By Eromosele Abiodun
Increased congestion at Apapa and Tin Can Island ports have pushed the cost of moving goods from the ports to other parts of Lagos to $4,000.
In a report by Financial Times and titled: ‘Nigeria’s port crisis: the $4,000 charge to carry goods across Lagos’ yesterday, the newspaper said the congestion is caused by ageing infrastructure; poor rail transport that forces 90 per cent of cargo to go by road; and an almost complete lack of automation, which means every container must be physically inspected by customs officials.
It also reported that the land borders, which had been closed since August 2019 and recently reopened, increased sea traffic and compounded the congestion at the Lagos port.
The Shanghai Containerised Freight Index estimates that the 2020 average spot rate to ship a 20 feet container from Shanghai to Lagos is $3000 and between $3750-$4000 for a 40ft container.
The index currently puts the spot rate at $5,000.

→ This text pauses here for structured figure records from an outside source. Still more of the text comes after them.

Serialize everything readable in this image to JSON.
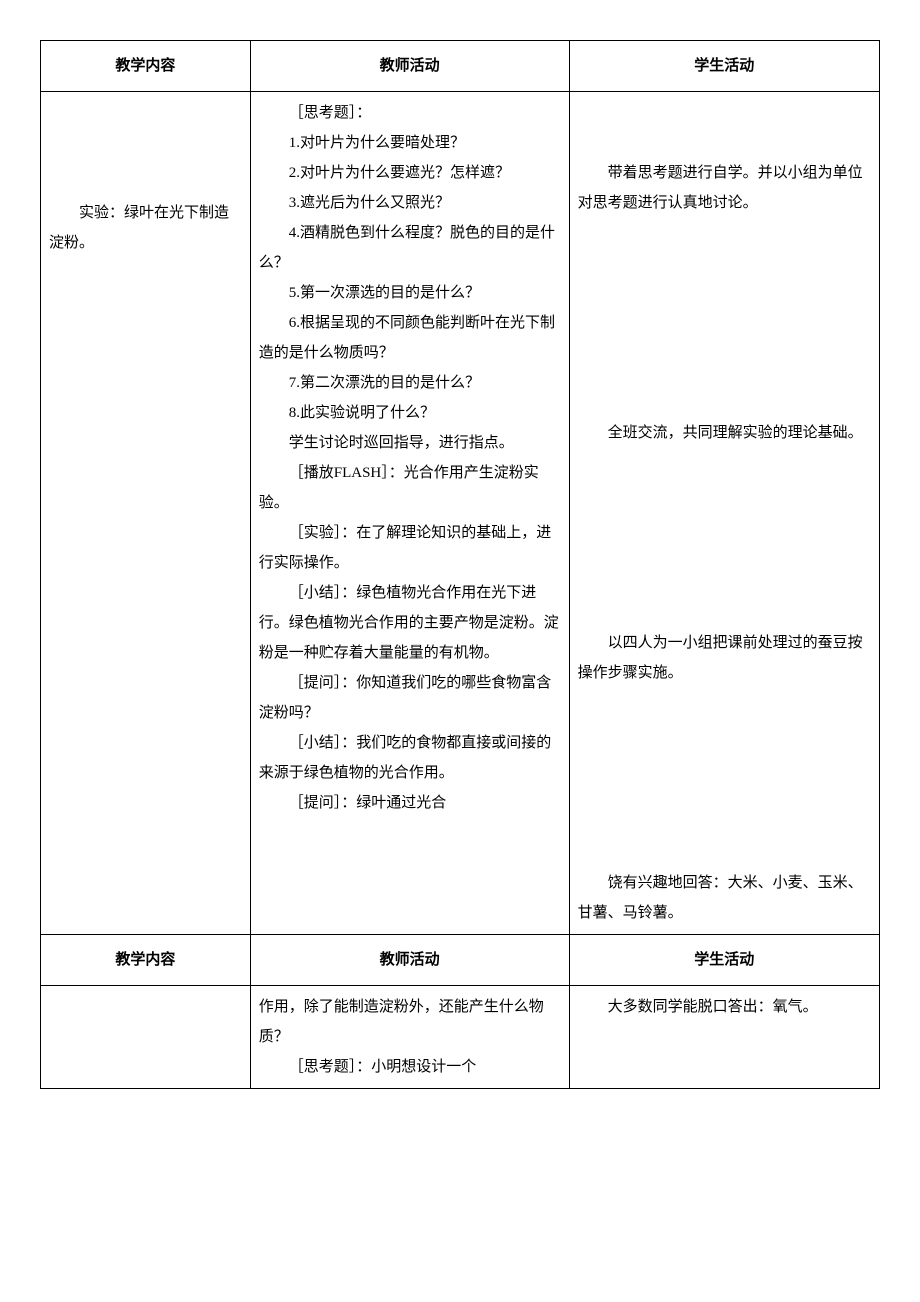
{
  "headers": {
    "col1": "教学内容",
    "col2": "教师活动",
    "col3": "学生活动"
  },
  "row1": {
    "col1_line": "实验：绿叶在光下制造淀粉。",
    "col2_lines": [
      "［思考题］：",
      "1.对叶片为什么要暗处理？",
      "2.对叶片为什么要遮光？怎样遮？",
      "3.遮光后为什么又照光？",
      "4.酒精脱色到什么程度？脱色的目的是什么？",
      "5.第一次漂选的目的是什么？",
      "6.根据呈现的不同颜色能判断叶在光下制造的是什么物质吗？",
      "7.第二次漂洗的目的是什么？",
      "8.此实验说明了什么？",
      "学生讨论时巡回指导，进行指点。",
      "［播放FLASH］：光合作用产生淀粉实验。",
      "［实验］：在了解理论知识的基础上，进行实际操作。",
      "［小结］：绿色植物光合作用在光下进行。绿色植物光合作用的主要产物是淀粉。淀粉是一种贮存着大量能量的有机物。",
      "［提问］：你知道我们吃的哪些食物富含淀粉吗？",
      "［小结］：我们吃的食物都直接或间接的来源于绿色植物的光合作用。",
      "［提问］：绿叶通过光合"
    ],
    "col3_para1": "带着思考题进行自学。并以小组为单位对思考题进行认真地讨论。",
    "col3_para2": "全班交流，共同理解实验的理论基础。",
    "col3_para3": "以四人为一小组把课前处理过的蚕豆按操作步骤实施。",
    "col3_para4": "饶有兴趣地回答：大米、小麦、玉米、甘薯、马铃薯。"
  },
  "row2": {
    "col2_lines": [
      "作用，除了能制造淀粉外，还能产生什么物质？",
      "［思考题］：小明想设计一个"
    ],
    "col3_para1": "大多数同学能脱口答出：氧气。"
  }
}
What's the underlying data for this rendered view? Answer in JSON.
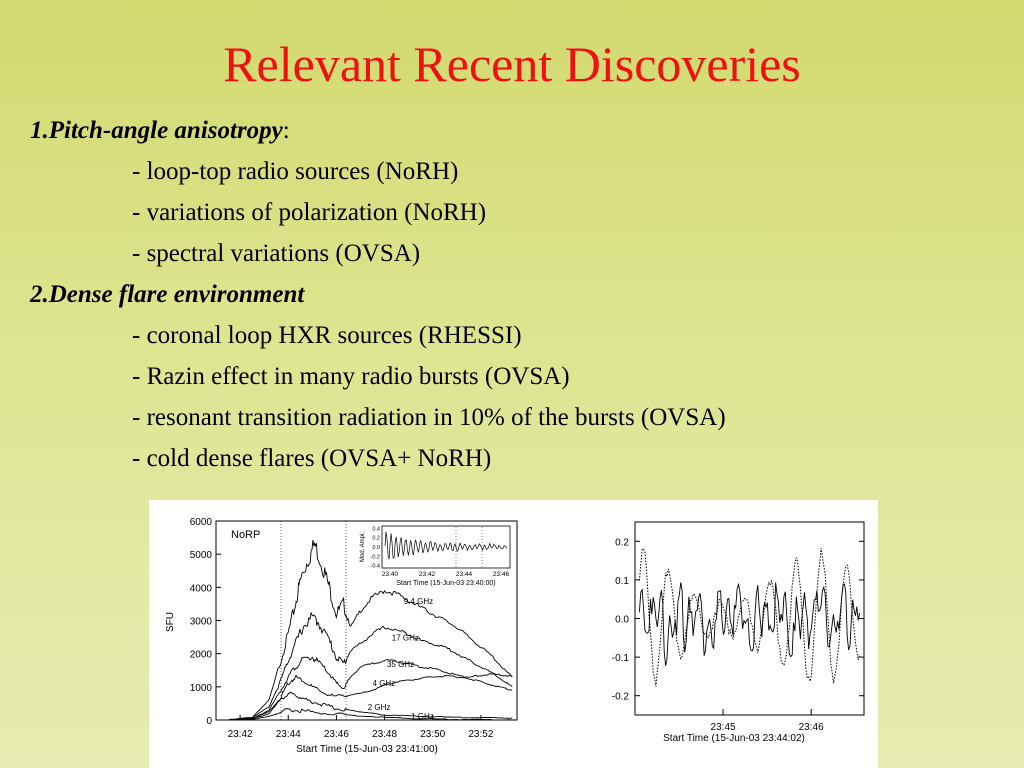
{
  "slide": {
    "title": "Relevant Recent Discoveries",
    "sections": [
      {
        "heading": "1.Pitch-angle anisotropy",
        "heading_suffix": ":",
        "items": [
          "- loop-top radio sources (NoRH)",
          "- variations of polarization (NoRH)",
          "- spectral variations (OVSA)"
        ]
      },
      {
        "heading": "2.Dense flare environment",
        "heading_suffix": "",
        "items": [
          "- coronal loop HXR sources (RHESSI)",
          "- Razin effect in many radio bursts (OVSA)",
          "- resonant transition radiation in 10% of the bursts (OVSA)",
          "- cold dense flares (OVSA+ NoRH)"
        ]
      }
    ]
  },
  "chart_data": [
    {
      "type": "line",
      "panel_label": "NoRP",
      "xlabel": "Start Time (15-Jun-03 23:41:00)",
      "ylabel": "SFU",
      "xlim": [
        41.0,
        53.5
      ],
      "ylim": [
        0,
        6000
      ],
      "x_ticks": [
        "23:42",
        "23:44",
        "23:46",
        "23:48",
        "23:50",
        "23:52"
      ],
      "y_ticks": [
        "0",
        "1000",
        "2000",
        "3000",
        "4000",
        "5000",
        "6000"
      ],
      "series": [
        {
          "name": "9.4 GHz",
          "x": [
            41.5,
            42.5,
            43.2,
            43.7,
            44.0,
            44.3,
            44.5,
            44.8,
            45.1,
            45.4,
            45.7,
            46.0,
            46.3,
            46.6,
            47.0,
            47.5,
            48.0,
            48.5,
            49.0,
            49.5,
            50.0,
            50.5,
            51.0,
            51.5,
            52.0,
            52.5,
            53.0,
            53.3
          ],
          "y": [
            0,
            80,
            600,
            1800,
            2600,
            3500,
            4200,
            4800,
            5300,
            4700,
            4000,
            3200,
            3500,
            2800,
            3300,
            3700,
            3900,
            3800,
            3600,
            3400,
            3200,
            3000,
            2800,
            2500,
            2200,
            1900,
            1500,
            1300
          ]
        },
        {
          "name": "17 GHz",
          "x": [
            41.5,
            42.5,
            43.2,
            43.7,
            44.0,
            44.3,
            44.6,
            45.0,
            45.3,
            45.7,
            46.0,
            46.3,
            46.6,
            47.0,
            47.5,
            48.0,
            48.5,
            49.0,
            49.5,
            50.0,
            50.5,
            51.0,
            51.5,
            52.0,
            52.5,
            53.0,
            53.3
          ],
          "y": [
            0,
            60,
            400,
            1200,
            1800,
            2300,
            2800,
            3100,
            2900,
            2400,
            1900,
            1700,
            2100,
            2300,
            2600,
            2800,
            2700,
            2600,
            2400,
            2300,
            2200,
            2000,
            1800,
            1600,
            1400,
            1150,
            1000
          ]
        },
        {
          "name": "35 GHz",
          "x": [
            41.5,
            42.5,
            43.2,
            43.7,
            44.0,
            44.3,
            44.6,
            45.0,
            45.3,
            45.7,
            46.0,
            46.3,
            46.6,
            47.0,
            47.5,
            48.0,
            48.5,
            49.0,
            49.5,
            50.0,
            50.5,
            51.0,
            51.5,
            52.0,
            52.5,
            53.0,
            53.3
          ],
          "y": [
            0,
            40,
            300,
            900,
            1300,
            1600,
            1800,
            1900,
            1700,
            1400,
            1100,
            950,
            1300,
            1600,
            1700,
            1800,
            1780,
            1700,
            1600,
            1550,
            1450,
            1350,
            1250,
            1150,
            1050,
            950,
            900
          ]
        },
        {
          "name": "4 GHz",
          "x": [
            41.5,
            42.5,
            43.2,
            43.7,
            44.0,
            44.3,
            44.6,
            45.0,
            45.5,
            46.0,
            46.5,
            47.0,
            47.5,
            48.0,
            48.5,
            49.0,
            49.5,
            50.0,
            50.5,
            51.0,
            51.5,
            52.0,
            52.5,
            53.0,
            53.3
          ],
          "y": [
            0,
            30,
            250,
            700,
            1100,
            1300,
            1200,
            1000,
            800,
            700,
            750,
            800,
            900,
            1050,
            1150,
            1200,
            1250,
            1300,
            1320,
            1300,
            1280,
            1350,
            1380,
            1350,
            1300
          ]
        },
        {
          "name": "2 GHz",
          "x": [
            41.5,
            42.5,
            43.2,
            43.7,
            44.0,
            44.3,
            44.6,
            45.0,
            45.5,
            46.0,
            46.5,
            47.0,
            47.5,
            48.0,
            49.0,
            50.0,
            51.0,
            52.0,
            53.0,
            53.3
          ],
          "y": [
            0,
            30,
            200,
            600,
            800,
            750,
            650,
            550,
            450,
            350,
            300,
            250,
            200,
            150,
            120,
            100,
            80,
            70,
            60,
            60
          ]
        },
        {
          "name": "1 GHz",
          "x": [
            41.5,
            42.5,
            43.2,
            43.7,
            44.0,
            44.5,
            45.0,
            46.0,
            47.0,
            48.0,
            49.0,
            50.0,
            51.0,
            52.0,
            53.0,
            53.3
          ],
          "y": [
            0,
            20,
            100,
            250,
            300,
            280,
            240,
            180,
            120,
            80,
            50,
            30,
            20,
            10,
            5,
            0
          ]
        }
      ],
      "inset": {
        "ylabel": "Mod. Ampl.",
        "xlabel": "Start Time (15-Jun-03 23:40:00)",
        "x_ticks": [
          "23:40",
          "23:42",
          "23:44",
          "23:46"
        ],
        "y_ticks": [
          "0.4",
          "0.2",
          "0.0",
          "-0.2",
          "-0.4"
        ],
        "ylim": [
          -0.45,
          0.45
        ]
      }
    },
    {
      "type": "line",
      "xlabel": "Start Time (15-Jun-03 23:44:02)",
      "ylabel": "",
      "xlim": [
        44.0,
        46.6
      ],
      "ylim": [
        -0.25,
        0.25
      ],
      "x_ticks": [
        "23:45",
        "23:46"
      ],
      "y_ticks": [
        "0.2",
        "0.1",
        "0.0",
        "-0.1",
        "-0.2"
      ],
      "series_styles": [
        "solid",
        "dotted"
      ]
    }
  ],
  "colors": {
    "title": "#f01010",
    "background_top": "#d2d96f",
    "background_bottom": "#e6ecb2"
  }
}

“Cargo ships often wait for more than a month off the coast before they can offload their goods in the port — roughly how long some spend in transit to Lagos from China,” the report read.
“The congestion at the port in Lagos has become so bad that it can cost more than $4,000 to truck a container 20km to the Nigerian mainland these days, almost as much as it costs to ship one 12,000 nautical miles from China.”
Financial Times quoted senior executives at logistics firms as saying most importers now prefer to pay spot prices to fleet operators, who charge N1.5 million ($3,953) to drive a 40feet container from Tin Can to warehouses within Lagos rather than pay lower rates for a truck that could take several weeks to enter the port.
This cost, it reports, include road access charges and bribes but does not include terminal or storage charges on the port; general prices (which can run into tens of hundreds of dollars) associated with ships parked at sea or money extorted by criminals and officials while trucks wait days in traffic jams.
In response to the congestion crisis, the Managing Director of Nigerian Ports Authority (NPA), Hadiza Bala Usman, said the company plans to digitilise the processing of containers and has pressed terminal operators to invest more.
The congestion at the Lagos port has been a problem for years and efforts by the government to solve the problem, including constituting a taskforce, has not yielded the desired results.
As a result, cargo destined for Nigeria are now being offloaded in ports in Lome (Togo), Ghana, Cameroon, Cote d’Ivoire and Congo-Brazzaville.
Lome now houses West Africa’s busiest port.